If you believe that LLM competencies are not actually becoming drivers in what web frameworks people are using, for example, you need to open your eyes and recognize what is happening instead of what you think should be happening.

(I write this as someone who prefers SvelteJS over React - but LLM's React output is much better. This has become kind of an issue over the last few years.)

  • I'm a little (not a lot) concerned that this will accelerate the adoption of languages and frameworks based on their popularity and bury away interesting new abstractions and approaches from unknown languages and frameworks.

    Taking your react example, then if we we're a couple years ahead on LLMs, jQuery might now be the preferred tool due to AI adoption through consumption.

    You can apply this to other fields too. It's quite possible that AIs will make movies, but the only reliably well produced ones will be superhero movies... (I'm exaggerating for effect)

    Could AI be the next Cavendish banana? I'm probably being a bit silly though...

    • > I'm a little ... concerned that this will accelerate the adoption of languages and frameworks based on their popularity and bury away interesting new abstractions and approaches...

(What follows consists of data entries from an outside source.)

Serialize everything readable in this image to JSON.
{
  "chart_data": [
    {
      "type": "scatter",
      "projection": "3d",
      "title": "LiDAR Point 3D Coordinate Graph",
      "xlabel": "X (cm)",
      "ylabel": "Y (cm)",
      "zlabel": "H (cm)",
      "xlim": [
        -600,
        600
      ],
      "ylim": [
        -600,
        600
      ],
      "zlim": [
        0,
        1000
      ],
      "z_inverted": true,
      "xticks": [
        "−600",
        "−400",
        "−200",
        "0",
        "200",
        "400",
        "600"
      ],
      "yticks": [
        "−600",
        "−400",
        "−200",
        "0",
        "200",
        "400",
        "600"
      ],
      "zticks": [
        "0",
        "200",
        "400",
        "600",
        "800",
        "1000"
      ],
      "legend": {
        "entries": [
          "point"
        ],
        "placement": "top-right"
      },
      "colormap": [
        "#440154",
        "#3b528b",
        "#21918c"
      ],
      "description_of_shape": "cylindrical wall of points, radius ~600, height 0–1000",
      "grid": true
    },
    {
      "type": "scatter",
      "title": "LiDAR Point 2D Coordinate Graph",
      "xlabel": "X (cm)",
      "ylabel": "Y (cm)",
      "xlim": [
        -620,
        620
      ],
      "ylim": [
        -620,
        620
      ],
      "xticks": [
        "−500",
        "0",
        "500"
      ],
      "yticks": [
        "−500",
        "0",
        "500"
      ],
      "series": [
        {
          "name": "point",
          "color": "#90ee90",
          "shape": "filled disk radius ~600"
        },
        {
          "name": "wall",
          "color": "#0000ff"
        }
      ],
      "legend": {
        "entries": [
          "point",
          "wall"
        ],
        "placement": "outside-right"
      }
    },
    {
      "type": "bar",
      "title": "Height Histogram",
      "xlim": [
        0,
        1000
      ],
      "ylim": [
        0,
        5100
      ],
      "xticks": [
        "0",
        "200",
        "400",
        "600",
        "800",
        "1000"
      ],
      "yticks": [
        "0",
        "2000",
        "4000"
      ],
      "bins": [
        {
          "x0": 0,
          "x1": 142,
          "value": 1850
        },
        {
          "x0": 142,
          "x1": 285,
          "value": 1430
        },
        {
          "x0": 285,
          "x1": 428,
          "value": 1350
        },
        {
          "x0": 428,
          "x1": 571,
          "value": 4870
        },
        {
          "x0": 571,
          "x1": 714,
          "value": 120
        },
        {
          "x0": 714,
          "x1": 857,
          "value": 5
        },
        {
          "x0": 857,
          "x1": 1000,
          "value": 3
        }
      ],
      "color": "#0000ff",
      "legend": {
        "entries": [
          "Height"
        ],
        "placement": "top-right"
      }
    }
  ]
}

      I'd argue that the Web development world has been choosing tooling based largely on popularity for like at least a decade now. I can't see how tooling selection could possibly get any worse for that section of the profession.

      8 replies →

People make productivity arguments for using various languages all the time. Let's use an example near and dear to my heart: "Rust is not as productive as X, therefore, you should use X unless you must use Rust." If using LLMs makes Rust more productive than X, that changes this equation.

Feel free to substitute Y instead of Rust if you want, just I know that many people argue Rust is hard to use, so I feel the concreteness is a good place to start.

Maybe they don’t today, or up until recently, but I’d believe it will be a consideration for new projects.

Is certainly true that at least some projects choose languages based on or at least influenced by how easy it is to hire developers fluent in that language.